Create Safe Reference Cycle With UnsafeCell

I'm currently writing a simple compiler and having a problem representing Type in Rust because Type can have reference cycle. Consider the following example:

// a hypothetical type definition
type A = Tuple(int, B, int)
type B = Tuple(float, A, float)

^ above is not a valid definition since their size will be infinite. But for simplicity, let's assume above type definition is valid.

Currently, my approach is using some kind of cache/interner to store all the types and use i32 as a handle to the interner as the replacement of reference. So, above type definitions will be represented as:

enum Type {
   Int,
   Float,
   Tuple{fields: Vec<i32>},
}

type_interner[0] = Type::Int
type_interner[1] = Type::Float
type_interner[2] = Type::Tuple{fields: vec![0, 3 ,0]}
type_interner[3] = Type::Tuple{fields: vec![1, 2 ,1]}

My approach, kind of work, but it's a little bit annoying to debug. Because it's not easy to print a type representation since you will get output that looks like Type::Tuple{fields: [1 2 1]}, then you need to check what type does 1 and 2 represents. And it is also quite annoying to write because now I need to pass the type_interner everywhere, even for just printing the error message.

Now, I'm thinking about another approach. What if I create a reference cycle using raw pointer with &UnsafeCell<Ty>, and then cast it to &Type after all the types are resolved.

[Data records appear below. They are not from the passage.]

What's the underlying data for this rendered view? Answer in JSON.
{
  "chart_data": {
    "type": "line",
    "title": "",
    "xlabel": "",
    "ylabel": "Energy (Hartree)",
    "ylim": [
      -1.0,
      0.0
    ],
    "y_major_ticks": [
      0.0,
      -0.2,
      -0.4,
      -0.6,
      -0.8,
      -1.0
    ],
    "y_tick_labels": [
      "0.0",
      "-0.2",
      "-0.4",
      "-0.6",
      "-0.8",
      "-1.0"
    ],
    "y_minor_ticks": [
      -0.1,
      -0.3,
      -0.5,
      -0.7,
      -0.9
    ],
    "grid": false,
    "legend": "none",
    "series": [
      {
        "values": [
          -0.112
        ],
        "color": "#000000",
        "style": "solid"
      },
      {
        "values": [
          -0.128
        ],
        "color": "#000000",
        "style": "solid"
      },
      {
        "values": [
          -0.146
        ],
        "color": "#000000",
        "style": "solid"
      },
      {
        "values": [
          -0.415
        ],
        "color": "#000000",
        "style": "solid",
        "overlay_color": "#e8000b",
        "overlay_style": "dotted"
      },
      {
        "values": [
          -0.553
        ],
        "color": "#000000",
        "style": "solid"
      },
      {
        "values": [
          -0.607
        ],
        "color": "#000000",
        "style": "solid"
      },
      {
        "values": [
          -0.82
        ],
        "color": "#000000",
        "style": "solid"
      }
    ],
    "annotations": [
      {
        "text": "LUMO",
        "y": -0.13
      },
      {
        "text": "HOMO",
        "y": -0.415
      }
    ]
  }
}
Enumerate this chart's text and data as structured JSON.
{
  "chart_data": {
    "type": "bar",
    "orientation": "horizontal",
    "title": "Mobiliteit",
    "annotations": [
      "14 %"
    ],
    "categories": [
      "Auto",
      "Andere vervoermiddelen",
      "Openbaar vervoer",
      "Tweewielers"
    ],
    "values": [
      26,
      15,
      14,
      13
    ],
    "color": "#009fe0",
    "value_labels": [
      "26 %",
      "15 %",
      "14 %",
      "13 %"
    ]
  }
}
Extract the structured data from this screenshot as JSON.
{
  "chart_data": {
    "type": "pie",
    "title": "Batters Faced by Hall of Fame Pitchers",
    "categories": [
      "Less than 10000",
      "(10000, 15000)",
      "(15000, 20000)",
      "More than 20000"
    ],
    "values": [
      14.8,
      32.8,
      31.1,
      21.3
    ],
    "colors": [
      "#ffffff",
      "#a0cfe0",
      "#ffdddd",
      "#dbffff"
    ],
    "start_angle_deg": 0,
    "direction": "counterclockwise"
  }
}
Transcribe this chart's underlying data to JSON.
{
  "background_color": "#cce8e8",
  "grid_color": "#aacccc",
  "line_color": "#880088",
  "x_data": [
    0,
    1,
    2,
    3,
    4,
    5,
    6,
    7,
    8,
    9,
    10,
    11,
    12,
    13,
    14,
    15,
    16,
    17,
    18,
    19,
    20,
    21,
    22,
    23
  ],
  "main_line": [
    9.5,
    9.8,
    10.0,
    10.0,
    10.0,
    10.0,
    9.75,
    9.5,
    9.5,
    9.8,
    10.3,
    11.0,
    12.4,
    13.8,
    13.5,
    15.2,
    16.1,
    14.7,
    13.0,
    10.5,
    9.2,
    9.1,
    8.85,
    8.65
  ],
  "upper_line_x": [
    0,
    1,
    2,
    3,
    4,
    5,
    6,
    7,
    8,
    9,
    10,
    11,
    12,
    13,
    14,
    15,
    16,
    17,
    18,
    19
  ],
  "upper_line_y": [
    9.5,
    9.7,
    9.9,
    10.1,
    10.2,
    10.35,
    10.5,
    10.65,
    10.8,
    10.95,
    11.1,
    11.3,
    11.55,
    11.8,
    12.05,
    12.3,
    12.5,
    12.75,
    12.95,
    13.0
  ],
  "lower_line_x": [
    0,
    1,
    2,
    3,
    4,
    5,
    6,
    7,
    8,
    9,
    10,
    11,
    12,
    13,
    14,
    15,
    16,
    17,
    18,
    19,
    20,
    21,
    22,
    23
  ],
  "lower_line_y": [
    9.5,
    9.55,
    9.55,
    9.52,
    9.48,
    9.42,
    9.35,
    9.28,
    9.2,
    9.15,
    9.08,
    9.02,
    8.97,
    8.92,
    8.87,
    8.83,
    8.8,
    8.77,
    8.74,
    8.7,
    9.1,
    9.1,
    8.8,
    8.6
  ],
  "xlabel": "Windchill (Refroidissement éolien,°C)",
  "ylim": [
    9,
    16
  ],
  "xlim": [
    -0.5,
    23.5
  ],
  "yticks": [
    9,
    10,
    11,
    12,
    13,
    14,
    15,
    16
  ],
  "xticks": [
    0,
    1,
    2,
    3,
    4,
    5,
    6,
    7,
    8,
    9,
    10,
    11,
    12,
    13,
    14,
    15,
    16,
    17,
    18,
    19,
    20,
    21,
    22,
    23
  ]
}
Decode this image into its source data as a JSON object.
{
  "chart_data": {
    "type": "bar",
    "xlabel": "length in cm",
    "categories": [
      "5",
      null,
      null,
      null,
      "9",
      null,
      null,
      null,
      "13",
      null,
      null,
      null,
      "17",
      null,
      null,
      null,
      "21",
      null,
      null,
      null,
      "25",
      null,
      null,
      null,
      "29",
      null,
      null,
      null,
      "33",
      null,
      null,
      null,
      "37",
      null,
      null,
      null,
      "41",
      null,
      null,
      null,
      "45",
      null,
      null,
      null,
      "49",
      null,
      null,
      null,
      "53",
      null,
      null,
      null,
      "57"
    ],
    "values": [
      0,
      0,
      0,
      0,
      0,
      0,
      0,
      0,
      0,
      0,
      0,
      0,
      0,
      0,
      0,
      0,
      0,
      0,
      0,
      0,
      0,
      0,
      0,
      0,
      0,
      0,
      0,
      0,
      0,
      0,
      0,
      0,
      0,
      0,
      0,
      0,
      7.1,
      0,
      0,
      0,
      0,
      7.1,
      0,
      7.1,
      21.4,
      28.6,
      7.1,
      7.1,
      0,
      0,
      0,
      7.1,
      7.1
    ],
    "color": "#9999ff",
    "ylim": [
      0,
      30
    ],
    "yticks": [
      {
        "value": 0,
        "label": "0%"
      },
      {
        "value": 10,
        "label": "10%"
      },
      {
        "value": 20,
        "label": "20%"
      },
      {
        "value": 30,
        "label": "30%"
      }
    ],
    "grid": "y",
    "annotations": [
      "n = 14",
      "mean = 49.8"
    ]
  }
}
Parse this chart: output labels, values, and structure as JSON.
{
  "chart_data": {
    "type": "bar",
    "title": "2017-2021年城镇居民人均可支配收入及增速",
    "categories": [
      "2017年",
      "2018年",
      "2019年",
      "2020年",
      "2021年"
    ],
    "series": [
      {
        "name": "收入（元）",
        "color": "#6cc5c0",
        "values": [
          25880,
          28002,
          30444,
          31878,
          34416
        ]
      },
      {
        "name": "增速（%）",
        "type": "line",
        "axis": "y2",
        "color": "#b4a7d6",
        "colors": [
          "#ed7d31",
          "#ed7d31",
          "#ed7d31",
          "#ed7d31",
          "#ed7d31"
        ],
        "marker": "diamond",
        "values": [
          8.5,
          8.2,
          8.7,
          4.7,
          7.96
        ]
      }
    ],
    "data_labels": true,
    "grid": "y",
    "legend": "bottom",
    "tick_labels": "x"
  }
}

Below code shows my new approach:

use std::cell::UnsafeCell;

enum Ty<'a> {
    Int,
    Float,
    Tuple(Tuple<'a>),
    Ptr(&'a Ty<'a>),
}

struct Tuple<'a> {
    fields: Vec<&'a Ty<'a>>,
}

fn main() {
    // imagine I have these types:
    // type A = (int, *B, int)
    // type B = (int, *A, int)
    
    // step 1: I pre-allocated all builtin types user defined types.
    //         Imagine all of these are allocated using arena.
    let ty_int = Box::new(UnsafeCell::new(Ty::Int));
    let ty_a = Box::new(UnsafeCell::new(Ty::Int));
    let ty_b = Box::new(UnsafeCell::new(Ty::Int));
    let ty_int = ty_int.as_ref();
    let ty_a = ty_a.as_ref();
    let ty_b = ty_b.as_ref();
    
    // step 2: I put them in a vector.
    //         Imagine I have a symbol table that maps user defined name to the
    //         index of the type in the vector somewhere.
    let all_types: Vec<&UnsafeCell<Ty>> = vec![ty_int, ty_a, ty_b];
    
    // step 3: I set all the types into the actual type.
    let ty_a = unsafe { &mut *all_types[1].get() };
    *ty_a = Ty::Tuple(Tuple{
        fields: vec![
            unsafe { &*(all_types[0].get()) }, 
            unsafe { &*(all_types[2].get()) },
            unsafe { &*(all_types[0].get()) },
        ],
    });
    
    let ty_b = unsafe { &mut *all_types[2].get() };
    *ty_b = Ty::Tuple(Tuple{
        fields: vec![
            unsafe { &*(all_types[0].get()) }, 
            unsafe { &*(all_types[1].get()) },
            unsafe { &*(all_types[0].get()) },
        ],
    });
    
    // step 4: I change all the types from &UnsafeCell<Ty> into &Ty
    let all_types: Vec<&Ty> = all_types.into_iter().map(|ty| unsafe { &*ty.get() } ).collect();
    
    // step 5. I can use it like this:
    let ty_a = all_types[1];
    let Ty::Tuple(ty_a_tuple) = ty_a else { panic!("ty_a is not a tuple"); };
    let ty_b = ty_a_tuple.fields[1];
    let Ty::Tuple(ty_b_tuple) = ty_b else { panic!("ty_b is not a tuple"); };
    assert!(matches!(ty_b_tuple.fields[0], &Ty::Int));
}

(Playground)

My question is: are the code above considered safe? Now I can have a two &Ty that borrow each other. There should be no memory leak if we use arena.

The first stop on this line of questioning is always Miri. Run it in the playground under Tools, top-right. It says your playground exhibits undefined behavior.

UnsafeCell doesn't "turn off" the exclusivity guarantees of &mut.

(I haven't looked at your code in depth at all.)

3 Likes

Thank you for your pointer. I didn't know we have Miri. I understand why my code is considered as UB. I think it's because there is a small moment where I have both mutable reference and shared reference point to same memory region which not typed as UnsafeCell.

I've been trying to find another way to make it work, but haven't find any other way that doesn't trigger UB from Miri. What I want is to have shared reference to A and B where A and B itself reference each other. Is this actually impossible in Rust?

Having an independent mutable reference and any other (mutable or immutable) references to anything is UB. Yes, it's UB even if the pointee is an UnsafeCell. It is explicitly documented in the description of UnsafeCell that it does not lift the uniqueness requirements on &mut T.

1 Like